Читать книгу Auf den Punkt gebracht - Lotte Tobisch - Страница 22

Weihnachtsmann und Christkindl

Оглавление

Nach zwei Monaten Besatzungszeit sind wir diesen wattbärtigen Riesenmann mit seinem Rentierschlitten samt den selig-fröhlichen Ihr Kinderlein, kommet-Geräuschen wieder für ein Jahr los. Und man wünscht sich, dass er diesmal auch seinen Halloween-Kürbiskopf mitnehmen möge und dass dann die Gemeinde Wien schleunigst die Stadt von den Resten der zurückgelassenen Fressbuden und Ramschstandln reinigt, die sie für teures Geld den Händlern vermietet, als wäre die Stadt ihr Eigentum.

Habe ich nicht irgendwo ungläubig gelesen, dass wir angesichts einer Islam-Bedrohung das christliche Abendland verteidigen müssen? Und verkündigt nicht die Weihnachtsgeschichte, ganz unabhängig davon, ob man sie als eine göttliche Offenbarung oder eine Menschheitsdichtung erkennt, eine der zentralen Botschaften des Abendlandes? So oder so: Ob Gott die Menschen oder die Menschen Gott erfunden haben − mit der Geschichte des Kindes von Bethlehem beginnt das Wunder der jüdisch-christlichen Kultur des Abendlandes. Und darum sollte man den importierten Weihnachtsmann hinauswerfen und den Kleinen ihren Altersgenossen, das Wiener Christkindl, wiederschenken.

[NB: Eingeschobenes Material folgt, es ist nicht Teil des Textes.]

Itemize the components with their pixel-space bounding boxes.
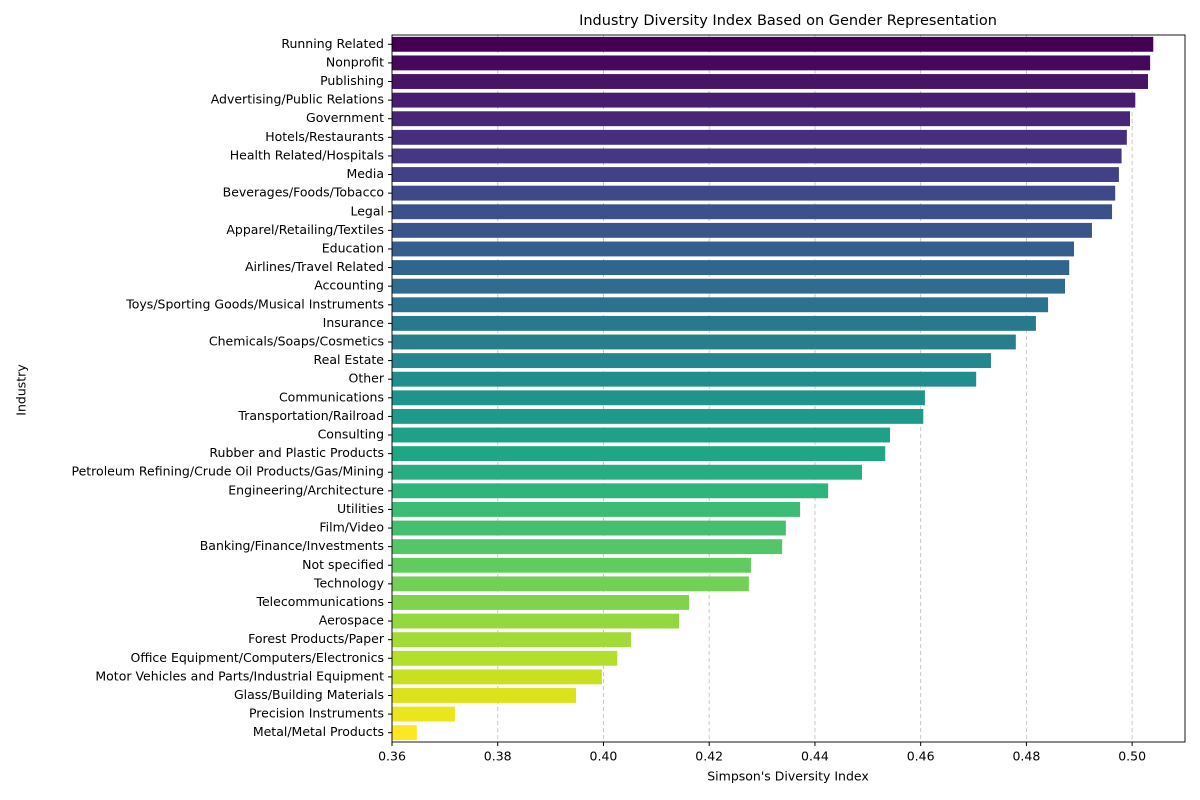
y-tick-label: Other [349, 371, 385, 386]
bar [392, 185, 1116, 201]
bar [392, 371, 977, 387]
bar [392, 148, 1122, 164]
bar [392, 55, 1151, 71]
bar [392, 427, 891, 443]
bar [392, 483, 829, 499]
y-tick-label: Toys/Sporting Goods/Musical Instruments [125, 296, 384, 311]
bar [392, 353, 991, 369]
y-tick-label: Education [322, 240, 384, 255]
y-tick-label: Office Equipment/Computers/Electronics [130, 650, 384, 665]
x-tick-label: 0.48 [1012, 749, 1040, 764]
y-tick-label: Consulting [318, 427, 384, 442]
y-tick-label: Insurance [323, 315, 385, 330]
y-tick-label: Nonprofit [326, 54, 384, 69]
y-tick-label: Government [306, 110, 384, 125]
y-tick-label: Accounting [314, 278, 384, 293]
bar [392, 669, 602, 685]
plot-frame [391, 34, 1186, 743]
y-tick-label: Not specified [302, 557, 384, 572]
x-tick-label: 0.40 [590, 749, 618, 764]
y-tick-label: Rubber and Plastic Products [209, 445, 384, 460]
y-tick-label: Motor Vehicles and Parts/Industrial Equi… [95, 668, 384, 683]
y-tick-label: Health Related/Hospitals [230, 147, 384, 162]
y-tick-label: Chemicals/Soaps/Cosmetics [209, 333, 384, 348]
bar [392, 464, 862, 480]
y-tick-label: Transportation/Railroad [237, 408, 384, 423]
y-tick-label: Publishing [320, 73, 384, 88]
bar [392, 408, 924, 424]
x-tick-label: 0.50 [1118, 749, 1146, 764]
bar [392, 501, 801, 517]
x-axis-label: Simpson's Diversity Index [707, 769, 869, 784]
y-tick-label: Utilities [337, 501, 384, 516]
bar [392, 129, 1127, 145]
bar [392, 74, 1148, 89]
y-tick-label: Petroleum Refining/Crude Oil Products/Ga… [72, 464, 385, 479]
y-tick-label: Aerospace [319, 613, 385, 628]
bar [392, 92, 1136, 108]
y-tick-label: Forest Products/Paper [248, 631, 385, 646]
y-tick-label: Banking/Finance/Investments [200, 538, 384, 553]
y-tick-label: Beverages/Foods/Tobacco [223, 185, 384, 200]
y-tick-label: Engineering/Architecture [228, 482, 384, 497]
bar [392, 706, 455, 722]
y-tick-label: Communications [279, 389, 384, 404]
bar [392, 446, 886, 462]
y-tick-label: Technology [313, 575, 385, 590]
bar [392, 222, 1092, 238]
bar [392, 111, 1131, 127]
bar [392, 539, 783, 555]
bar [392, 315, 1036, 331]
bar [392, 520, 786, 536]
y-tick-label: Media [346, 166, 384, 181]
bar [392, 613, 680, 629]
y-tick-label: Telecommunications [255, 594, 384, 609]
bar [392, 36, 1154, 52]
bar [392, 260, 1070, 276]
bar [392, 278, 1065, 294]
y-tick-label: Apparel/Retailing/Textiles [226, 222, 384, 237]
bar [392, 297, 1049, 313]
bar [392, 334, 1016, 350]
bar [392, 204, 1113, 220]
chart-title: Industry Diversity Index Based on Gender… [579, 13, 997, 29]
bar [392, 632, 631, 648]
y-tick-label: Film/Video [319, 520, 384, 535]
x-tick-label: 0.38 [484, 749, 512, 764]
x-tick-label: 0.46 [907, 749, 935, 764]
y-axis-label: Industry [14, 364, 29, 416]
y-tick-label: Running Related [281, 36, 384, 51]
bar [392, 595, 690, 610]
y-tick-label: Glass/Building Materials [234, 687, 384, 702]
y-tick-label: Advertising/Public Relations [211, 92, 384, 107]
bar [392, 688, 576, 703]
bar [392, 390, 925, 406]
x-tick-label: 0.36 [378, 749, 406, 764]
bar [392, 576, 749, 592]
bar [392, 650, 618, 666]
y-tick-label: Hotels/Restaurants [265, 129, 384, 144]
y-tick-label: Airlines/Travel Related [245, 259, 384, 274]
y-tick-label: Metal/Metal Products [253, 724, 384, 739]
y-tick-label: Precision Instruments [249, 706, 384, 721]
y-tick-label: Real Estate [314, 352, 385, 367]
bar [392, 557, 751, 573]
bar [392, 241, 1074, 257]
y-tick-label: Legal [350, 203, 384, 218]
bar [392, 725, 417, 741]
bar [392, 167, 1119, 182]
x-tick-label: 0.44 [801, 749, 829, 764]
x-tick-label: 0.42 [695, 749, 723, 764]
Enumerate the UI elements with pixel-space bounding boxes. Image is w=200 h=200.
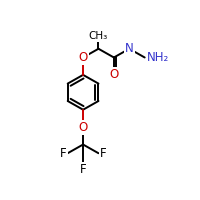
Text: O: O: [78, 51, 88, 64]
Text: CH₃: CH₃: [89, 31, 108, 41]
Text: F: F: [100, 147, 106, 160]
Text: NH₂: NH₂: [147, 51, 169, 64]
Text: F: F: [60, 147, 67, 160]
Text: O: O: [78, 121, 88, 134]
Text: H: H: [126, 41, 133, 50]
Text: O: O: [109, 68, 119, 81]
Text: N: N: [125, 42, 134, 55]
Text: F: F: [80, 163, 86, 176]
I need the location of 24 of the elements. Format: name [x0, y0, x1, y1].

Am Anfang der Weihnachtsgeschichte war die Werbung. Mit den cherubinischen Worten »Fürchtet euch nicht, denn siehe, ich verkünde euch eine große Freude, die dem ganzen Volk zuteilwerden soll« war es um die Stille der Weihnacht geschehen. Der Teufel war los, als sich die Menschen infolgedessen auf den Weg machten, um das Verkündigte zu sehen.

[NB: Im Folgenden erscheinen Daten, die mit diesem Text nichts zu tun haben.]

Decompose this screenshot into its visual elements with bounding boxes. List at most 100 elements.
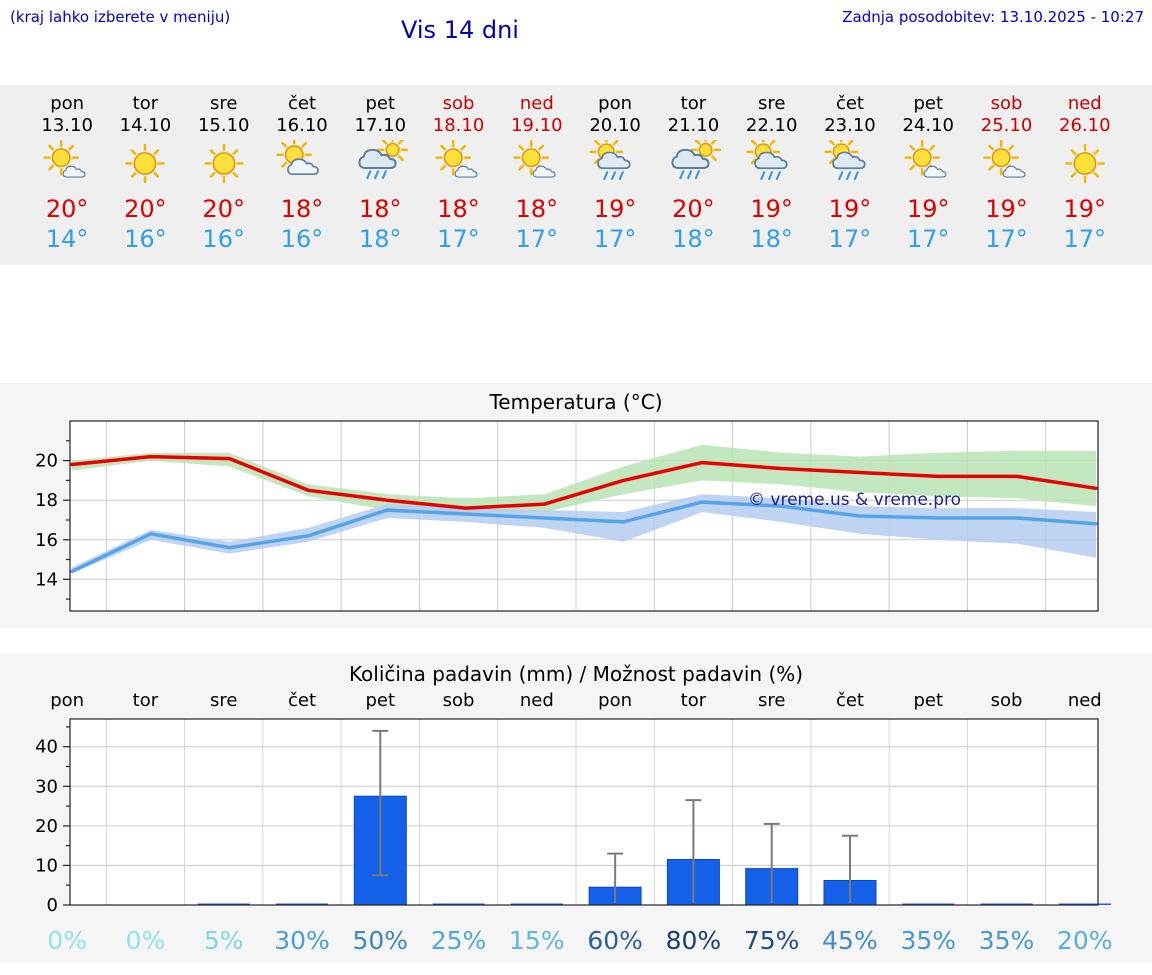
topbar: (kraj lahko izberete v meniju) Vis 14 dn…	[0, 0, 1152, 85]
precip-bar	[902, 903, 955, 905]
day-column-16.10[interactable]: čet 16.10 18° 16°	[263, 93, 341, 265]
day-column-25.10[interactable]: sob 25.10 19° 17°	[967, 93, 1045, 265]
day-column-26.10[interactable]: ned 26.10 19° 17°	[1046, 93, 1124, 265]
precip-probability-label: 30%	[274, 926, 330, 955]
day-name: ned	[1067, 93, 1102, 114]
weather-icon-sun-rain	[576, 140, 654, 192]
day-date: 17.10	[354, 115, 407, 136]
precip-probability-label: 0%	[47, 926, 87, 955]
max-temperature: 18°	[280, 195, 324, 223]
day-column-14.10[interactable]: tor 14.10 20° 16°	[106, 93, 184, 265]
precip-bar	[980, 903, 1033, 905]
precip-y-tick-label: 20	[35, 816, 58, 837]
day-date: 13.10	[41, 115, 93, 136]
day-date: 15.10	[197, 115, 250, 136]
min-temperature: 17°	[906, 225, 950, 253]
max-temperature: 18°	[437, 195, 480, 223]
day-date: 16.10	[276, 115, 328, 136]
precip-probability-label: 25%	[430, 926, 487, 955]
min-temperature: 18°	[358, 225, 402, 253]
precip-day-label: sre	[209, 690, 238, 711]
weather-icon-mostly-sunny	[498, 140, 576, 192]
min-temperature: 17°	[515, 225, 559, 253]
day-date: 25.10	[980, 115, 1033, 136]
day-column-21.10[interactable]: tor 21.10 20° 18°	[654, 93, 732, 265]
day-column-18.10[interactable]: sob 18.10 18° 17°	[419, 93, 497, 265]
precip-y-tick-label: 0	[47, 895, 58, 916]
day-name: tor	[132, 93, 159, 114]
day-name: čet	[835, 93, 864, 114]
day-column-13.10[interactable]: pon 13.10 20° 14°	[28, 93, 106, 265]
precip-probability-label: 0%	[125, 926, 166, 955]
precipitation-day-labels: pon tor sre čet pet sob ned pon tor sre čet pet sob n…	[0, 689, 1152, 713]
weather-icon-rain-showers	[654, 140, 732, 192]
precip-probability-label: 35%	[978, 926, 1035, 955]
precip-day-label: čet	[287, 690, 316, 711]
min-temperature: 16°	[202, 225, 245, 253]
precipitation-chart-title: Količina padavin (mm) / Možnost padavin …	[348, 662, 804, 686]
precip-day-label: sre	[757, 690, 786, 711]
day-date: 22.10	[745, 115, 798, 136]
precipitation-chart-band: Količina padavin (mm) / Možnost padavin …	[0, 653, 1152, 963]
precip-probability-label: 50%	[352, 926, 409, 955]
max-temperature: 19°	[985, 195, 1028, 223]
day-name: sob	[990, 93, 1023, 114]
day-name: pet	[913, 93, 944, 114]
day-name: pon	[598, 93, 633, 114]
precip-day-label: sob	[442, 690, 475, 711]
max-temperature: 19°	[828, 195, 872, 223]
weather-icon-sun	[185, 140, 263, 192]
precip-day-label: ned	[519, 690, 554, 711]
weather-icon-sun-rain	[733, 140, 811, 192]
precip-day-label: ned	[1067, 690, 1102, 711]
temperature-chart-band: Temperatura (°C) © vreme.us & vreme.pro 1…	[0, 383, 1152, 629]
precip-y-tick-label: 10	[35, 855, 58, 876]
precip-day-label: pet	[913, 690, 944, 711]
menu-hint-text: (kraj lahko izberete v meniju)	[10, 8, 231, 26]
max-temperature: 20°	[672, 195, 715, 223]
precip-y-tick-label: 40	[35, 737, 58, 758]
precip-bar	[510, 903, 563, 905]
max-temperature: 19°	[1063, 195, 1107, 223]
day-column-17.10[interactable]: pet 17.10 18° 18°	[341, 93, 419, 265]
weather-icon-sun	[106, 140, 184, 192]
day-column-23.10[interactable]: čet 23.10 19° 17°	[811, 93, 889, 265]
weather-icon-sun	[1046, 140, 1124, 192]
temp-y-tick-label: 14	[35, 569, 58, 590]
max-temperature: 20°	[45, 195, 89, 223]
max-temperature: 19°	[906, 195, 950, 223]
min-temperature: 17°	[985, 225, 1028, 253]
max-temp-range-band	[72, 444, 1096, 516]
day-name: čet	[287, 93, 316, 114]
day-name: ned	[519, 93, 554, 114]
precip-day-label: sob	[990, 690, 1023, 711]
day-column-22.10[interactable]: sre 22.10 19° 18°	[733, 93, 811, 265]
temp-y-tick-label: 20	[35, 451, 58, 472]
day-column-15.10[interactable]: sre 15.10 20° 16°	[185, 93, 263, 265]
min-temp-line	[70, 500, 1098, 574]
weather-icon-partly-cloudy	[263, 140, 341, 192]
max-temperature: 18°	[515, 195, 559, 223]
precip-probability-label: 5%	[203, 926, 244, 955]
precip-probability-label: 80%	[665, 926, 722, 955]
precip-day-label: tor	[132, 690, 159, 711]
day-column-20.10[interactable]: pon 20.10 19° 17°	[576, 93, 654, 265]
min-temperature: 16°	[124, 225, 167, 253]
precip-probability-label: 35%	[900, 926, 957, 955]
min-temperature: 18°	[750, 225, 793, 253]
min-temperature: 18°	[672, 225, 715, 253]
page-title: Vis 14 dni	[401, 16, 519, 44]
min-temperature: 17°	[1063, 225, 1107, 253]
day-date: 19.10	[511, 115, 563, 136]
temperature-chart: © vreme.us & vreme.pro 14 16 18 20	[35, 420, 1099, 612]
day-column-19.10[interactable]: ned 19.10 18° 17°	[498, 93, 576, 265]
weather-icon-mostly-sunny	[967, 140, 1045, 192]
day-column-24.10[interactable]: pet 24.10 19° 17°	[889, 93, 967, 265]
precip-bar	[197, 903, 250, 905]
weather-icon-mostly-sunny	[28, 140, 106, 192]
day-name: sre	[757, 93, 786, 114]
day-date: 21.10	[667, 115, 720, 136]
precip-probability-label: 20%	[1057, 926, 1113, 955]
weather-icon-mostly-sunny	[419, 140, 497, 192]
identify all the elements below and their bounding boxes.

Die himmlische Werbestrategie von einst wirkt bis heute nach. Durch die Weihnachtswerbung entsteht nicht zufällig ein der ursprünglichen Bedeutung des Wortes »Werbung« etymologisch entsprechendes »Wirbeln« der Gesellschaft, in der sich wochenlang alles um das bevorstehende Fest dreht. Frieden und Versöhnung sind nach wie vor verlockende Angebote, um sich auf das Heil versprechende Fest einzulassen.

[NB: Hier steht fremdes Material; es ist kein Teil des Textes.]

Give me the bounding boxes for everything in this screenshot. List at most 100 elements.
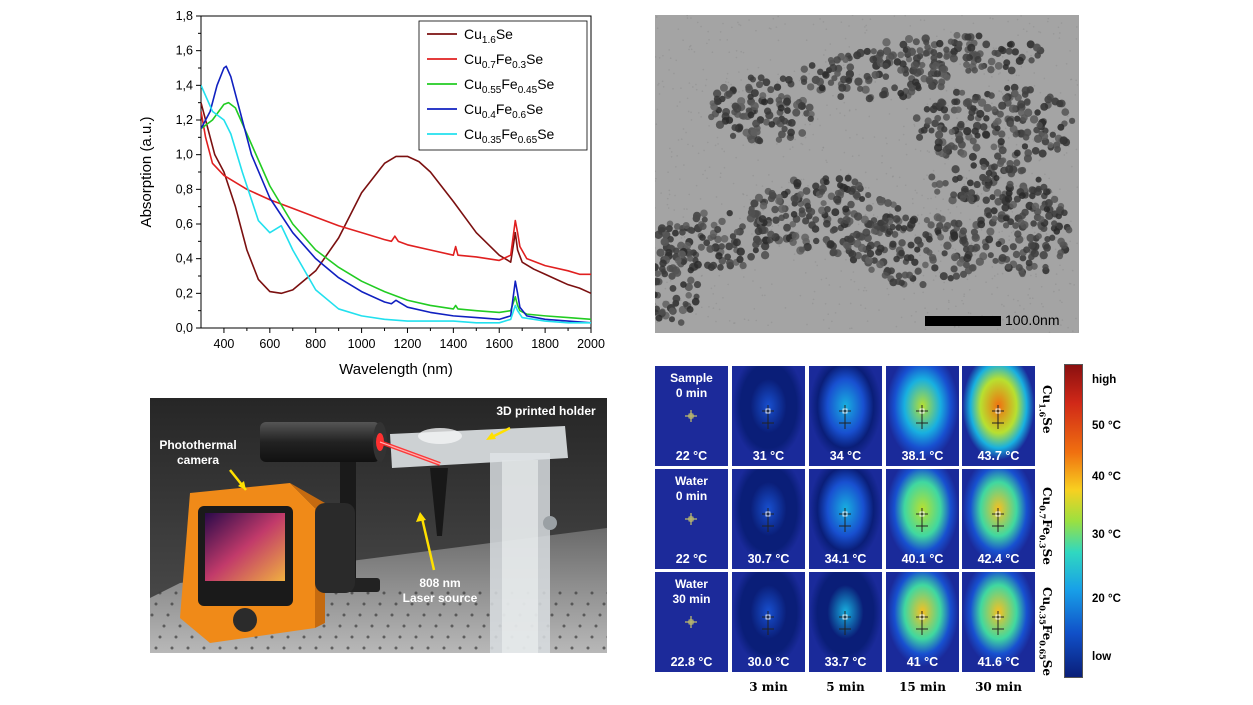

Seltsamerweise wird jedoch die Weihnachtsgeschichte, die Geschichte von der Geburt Jesu, in den Evangelien nach Markus und Johannes nicht erzählt. Noch seltsamer, da das Wort, das am Anfang gottgleich bei Gott war, laut dem Evangelisten Johannes durch die Geburt des Kindes Fleisch geworden ist.

Warum die Evangelisten Markus und Johannes von diesem freudig staunenden Willkommensgruß der Welt, den wir Weihnachten nennen, keine Notiz nahmen, bleibt ein weihnachtliches Geheimnis, mit dem wir uns heute näher auseinandersetzen sollten. Warum wollten sie nicht über dieses im Judentum stattfindende Initialereignis für das Christentum berichten? Wir wissen es nicht und können darüber nur spekulieren. Ich jedenfalls könnte mir vorstellen, dass sie den »Wirbel« um Weihnachten prophetisch ahnten und dem Christkind die Gefahr, in diesem Wirbelsturm verloren zu gehen, ersparen wollten.